Unexpected heterogeneity of multifunctional T cells in response to superantigen stimulation in humans

Toxic shock syndrome (TSS) is a potentially life threatening condition characterized by fever, rash, shock, and multi-organ failure. Staphylococcal enterotoxin B (SEB) is a well characterized superantigen that has been shown to play an important role in TSS. Although the precise mechanisms by which SEB and other superantigens cause TSS are unknown, induction of a pro-inflammatory cytokine cascade appears central to this phenomenon. We show that CD4 + and CD8 + Teffector/memory (TEM) and other subsets produce IL-17A following SEB stimulation. We also show that IL-17A is co-produced with other pro-inflammatory cytokines (i.e., IL-2, IFN-γ and TNF-α). These responses are significantly different than those elicited by mitogenic stimulation. Multifunctional IL-17A producing cells possess markers typical of the TH17/TC17 and TH1 subsets, including CCR6, IL-22, and transcription factors retinoic acid receptor-related orphan nuclear receptor (ROR)-γt and T-bet. These results suggest a possible role for IL-17A-producing multifunctional T cells in the pathogenesis of TSS.

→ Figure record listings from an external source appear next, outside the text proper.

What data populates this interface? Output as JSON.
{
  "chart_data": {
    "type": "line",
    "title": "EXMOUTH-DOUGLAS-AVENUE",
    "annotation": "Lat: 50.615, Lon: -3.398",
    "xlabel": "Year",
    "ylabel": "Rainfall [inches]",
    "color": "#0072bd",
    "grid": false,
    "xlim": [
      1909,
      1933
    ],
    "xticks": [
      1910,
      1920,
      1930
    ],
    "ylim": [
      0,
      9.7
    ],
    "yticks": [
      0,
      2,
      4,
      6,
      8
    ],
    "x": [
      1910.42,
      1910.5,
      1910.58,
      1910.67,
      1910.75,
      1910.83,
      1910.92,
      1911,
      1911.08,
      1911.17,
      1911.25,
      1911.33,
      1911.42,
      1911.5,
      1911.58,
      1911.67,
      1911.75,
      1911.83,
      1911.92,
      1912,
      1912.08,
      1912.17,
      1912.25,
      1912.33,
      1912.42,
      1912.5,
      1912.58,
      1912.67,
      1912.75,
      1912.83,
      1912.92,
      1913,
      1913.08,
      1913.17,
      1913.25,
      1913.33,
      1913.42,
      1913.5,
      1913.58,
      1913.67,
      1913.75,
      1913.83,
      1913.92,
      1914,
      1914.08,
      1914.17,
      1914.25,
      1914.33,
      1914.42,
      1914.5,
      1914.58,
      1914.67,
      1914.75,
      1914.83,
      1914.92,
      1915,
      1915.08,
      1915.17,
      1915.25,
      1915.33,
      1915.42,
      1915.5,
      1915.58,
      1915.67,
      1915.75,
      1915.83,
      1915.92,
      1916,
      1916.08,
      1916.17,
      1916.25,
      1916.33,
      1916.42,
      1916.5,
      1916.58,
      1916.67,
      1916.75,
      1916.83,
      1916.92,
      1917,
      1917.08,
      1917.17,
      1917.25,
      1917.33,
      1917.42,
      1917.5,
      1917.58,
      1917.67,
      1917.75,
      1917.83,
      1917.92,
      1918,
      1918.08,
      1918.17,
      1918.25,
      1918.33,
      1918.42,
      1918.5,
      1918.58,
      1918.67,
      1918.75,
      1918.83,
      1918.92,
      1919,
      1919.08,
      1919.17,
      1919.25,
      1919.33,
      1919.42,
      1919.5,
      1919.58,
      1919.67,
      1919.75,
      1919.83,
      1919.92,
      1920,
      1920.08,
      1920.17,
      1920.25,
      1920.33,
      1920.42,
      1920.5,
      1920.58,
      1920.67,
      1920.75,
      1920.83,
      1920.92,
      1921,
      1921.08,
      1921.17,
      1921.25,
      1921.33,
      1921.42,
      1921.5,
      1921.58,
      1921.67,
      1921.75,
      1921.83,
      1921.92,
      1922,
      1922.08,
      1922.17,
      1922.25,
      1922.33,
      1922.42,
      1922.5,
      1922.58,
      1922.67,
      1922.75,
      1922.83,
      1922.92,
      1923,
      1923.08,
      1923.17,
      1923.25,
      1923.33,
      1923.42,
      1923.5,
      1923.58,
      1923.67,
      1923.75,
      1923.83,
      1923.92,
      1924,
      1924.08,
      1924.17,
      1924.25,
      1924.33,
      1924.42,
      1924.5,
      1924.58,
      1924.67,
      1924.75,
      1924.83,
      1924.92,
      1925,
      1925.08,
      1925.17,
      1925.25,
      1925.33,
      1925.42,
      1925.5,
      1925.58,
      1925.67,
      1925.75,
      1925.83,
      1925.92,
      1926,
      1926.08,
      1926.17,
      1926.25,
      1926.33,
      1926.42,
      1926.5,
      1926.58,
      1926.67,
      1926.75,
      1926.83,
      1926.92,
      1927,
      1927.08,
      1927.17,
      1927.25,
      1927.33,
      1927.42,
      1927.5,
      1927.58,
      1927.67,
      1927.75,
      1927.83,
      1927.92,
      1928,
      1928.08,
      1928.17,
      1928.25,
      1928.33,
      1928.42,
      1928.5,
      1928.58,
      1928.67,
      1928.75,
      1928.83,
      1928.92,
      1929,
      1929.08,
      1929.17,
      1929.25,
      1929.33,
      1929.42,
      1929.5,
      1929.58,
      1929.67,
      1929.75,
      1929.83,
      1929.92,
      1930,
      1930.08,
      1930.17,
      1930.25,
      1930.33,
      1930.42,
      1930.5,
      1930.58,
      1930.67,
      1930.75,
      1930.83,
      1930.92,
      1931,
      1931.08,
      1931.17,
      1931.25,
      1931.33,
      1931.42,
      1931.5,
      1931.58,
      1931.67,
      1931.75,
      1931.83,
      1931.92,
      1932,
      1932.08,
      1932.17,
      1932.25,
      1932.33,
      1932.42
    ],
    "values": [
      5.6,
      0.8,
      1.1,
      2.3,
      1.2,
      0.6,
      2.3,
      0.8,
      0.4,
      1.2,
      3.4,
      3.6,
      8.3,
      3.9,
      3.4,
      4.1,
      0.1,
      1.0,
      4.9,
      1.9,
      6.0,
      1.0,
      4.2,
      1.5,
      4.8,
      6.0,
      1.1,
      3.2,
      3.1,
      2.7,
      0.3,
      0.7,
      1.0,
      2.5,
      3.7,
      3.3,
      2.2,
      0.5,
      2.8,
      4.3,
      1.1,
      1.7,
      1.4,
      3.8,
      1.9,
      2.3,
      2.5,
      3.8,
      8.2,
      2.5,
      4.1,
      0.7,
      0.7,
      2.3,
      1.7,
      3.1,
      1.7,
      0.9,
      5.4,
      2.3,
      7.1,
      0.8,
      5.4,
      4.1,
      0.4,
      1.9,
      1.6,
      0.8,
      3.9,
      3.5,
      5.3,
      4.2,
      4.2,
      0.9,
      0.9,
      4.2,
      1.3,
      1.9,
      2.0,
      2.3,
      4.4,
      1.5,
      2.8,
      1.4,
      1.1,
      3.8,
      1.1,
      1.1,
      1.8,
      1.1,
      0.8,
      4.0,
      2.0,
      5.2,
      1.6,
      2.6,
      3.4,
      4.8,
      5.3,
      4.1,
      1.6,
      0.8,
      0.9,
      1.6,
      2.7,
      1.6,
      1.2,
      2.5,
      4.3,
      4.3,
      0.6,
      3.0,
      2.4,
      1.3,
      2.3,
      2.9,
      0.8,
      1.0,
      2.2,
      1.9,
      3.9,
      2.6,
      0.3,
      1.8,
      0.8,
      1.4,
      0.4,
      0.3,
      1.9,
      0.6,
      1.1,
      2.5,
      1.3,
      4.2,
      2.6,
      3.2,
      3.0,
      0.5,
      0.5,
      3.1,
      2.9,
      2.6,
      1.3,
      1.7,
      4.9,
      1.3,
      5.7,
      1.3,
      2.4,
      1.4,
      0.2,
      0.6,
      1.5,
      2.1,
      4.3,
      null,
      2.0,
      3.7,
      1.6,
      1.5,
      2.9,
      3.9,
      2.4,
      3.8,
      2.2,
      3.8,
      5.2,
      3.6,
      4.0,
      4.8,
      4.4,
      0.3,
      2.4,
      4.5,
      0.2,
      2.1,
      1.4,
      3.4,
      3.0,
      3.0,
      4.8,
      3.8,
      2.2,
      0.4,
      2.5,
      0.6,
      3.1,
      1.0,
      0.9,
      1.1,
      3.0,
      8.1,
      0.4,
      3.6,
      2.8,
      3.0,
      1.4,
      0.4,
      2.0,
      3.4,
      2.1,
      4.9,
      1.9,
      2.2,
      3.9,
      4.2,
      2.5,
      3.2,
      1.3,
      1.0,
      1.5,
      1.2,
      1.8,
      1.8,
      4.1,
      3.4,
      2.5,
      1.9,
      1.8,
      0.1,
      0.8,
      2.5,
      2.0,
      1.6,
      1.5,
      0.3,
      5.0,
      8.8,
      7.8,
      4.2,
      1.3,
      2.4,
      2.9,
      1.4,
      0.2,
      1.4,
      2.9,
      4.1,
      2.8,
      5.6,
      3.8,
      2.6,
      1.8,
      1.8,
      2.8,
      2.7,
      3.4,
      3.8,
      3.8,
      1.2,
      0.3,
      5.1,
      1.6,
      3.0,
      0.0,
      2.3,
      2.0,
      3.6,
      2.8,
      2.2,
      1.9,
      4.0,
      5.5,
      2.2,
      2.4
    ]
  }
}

► We studied secretion of IL-17A by CD4 + and CD8 + T cells to direct TCR stimulation.
► IL-17A-secreting T cells are multifunctional, co-expressing IFN-γ, TNF-α and IL-2.
► Multifunctional IL-17A + cells express markers of TH17/TC17 and TH1 subsets.
► Unsupervised FLOCK analysis uncovered additional distinct IL-17A + populations.
► IL-17A multifunctional T cells are likely to play a role in the pathogenesis of TSS.